We accept these loose ends however, because they do indeed propel the plot to a happy, rather simplistic conclusion. Jack is a nice guy and deserves a break. Several of the alternative endings (Special Features) present much more realistic, complex resolutions that would greatly improve the movie, but would be truly depressing....and let's face it, we could all use a little spiritual uplift once in a while.

This is an excellent, challenging, complex movie....I recommend it to those who enjoyed Memento and Mulholland Drive. The DVD Special Features provide some interesting insights and should not be missed. The director, John Maybury, is a real trip, and you will enjoy his first impression of Kiera Knightley.

Rating
DateAugust 03, 2005
SummaryIs Today Yesterday or Tomorrow Today
Content
John Maybury has made an excellent if hard to define film. Jack Starks is killed during Desert Storm only to be revived. He later ends up in a mental hospital for the criminally insane for the killing of a cop he does not remember. During his incarceration he is given a discredited drug treatment and stuck into the isolation ward which is actually a morgue slab for bodies. Starks then wakes up in the future, meeting a young lady he met years before when she was a child. She is a mess and the two of them try to figure what happened to Starks.

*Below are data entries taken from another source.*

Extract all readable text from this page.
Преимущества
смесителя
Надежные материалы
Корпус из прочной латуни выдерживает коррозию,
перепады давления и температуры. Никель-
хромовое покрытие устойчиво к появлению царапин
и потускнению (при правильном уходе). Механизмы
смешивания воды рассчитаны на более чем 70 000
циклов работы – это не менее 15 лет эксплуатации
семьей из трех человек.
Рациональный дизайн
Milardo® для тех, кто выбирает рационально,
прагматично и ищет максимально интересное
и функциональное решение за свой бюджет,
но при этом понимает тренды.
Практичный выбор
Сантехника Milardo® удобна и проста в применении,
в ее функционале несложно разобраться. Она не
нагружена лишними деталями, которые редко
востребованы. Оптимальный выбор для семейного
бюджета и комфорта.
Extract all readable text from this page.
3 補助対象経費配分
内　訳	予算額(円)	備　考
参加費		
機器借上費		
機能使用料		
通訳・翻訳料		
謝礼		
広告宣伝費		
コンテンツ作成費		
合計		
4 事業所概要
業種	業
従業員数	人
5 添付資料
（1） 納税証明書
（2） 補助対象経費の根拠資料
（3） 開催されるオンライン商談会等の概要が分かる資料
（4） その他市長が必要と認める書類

Trying to define "The Jacket" is not easy. It is certainly a drama, but it is not horror and science fiction in name only. There is time travel, but not like in "Quantum Leap". This movie reminds me more of "Donnie Darko" or "Existence". There is so much change of realities that you do not know which one is the real existence and which is the alternate. Adrian Brody and Keira Knightly are both excellent as Jack Starks and the adult waitress Jackie. There is a real chemistry between the two of them and they are both creepy enough looking together to pull of surreal characters. Kris Kristofferson is perfect as Dr. Becker. Becker tries to help Starks with a discredited treatment and actually hurts Starks, or maybe not. Jennifer Jason Leigh is under used as the other "good" psychiatrist. Kelly Lynch as the mother is almost an afterthought and anybody could have been used. The Jacket is a dark movie with every character being broken somehow, yet there is redemption or justice for everyone. This is not necessarily a feel good movie by any means, just very well made. Very intelligent and Highly recommended.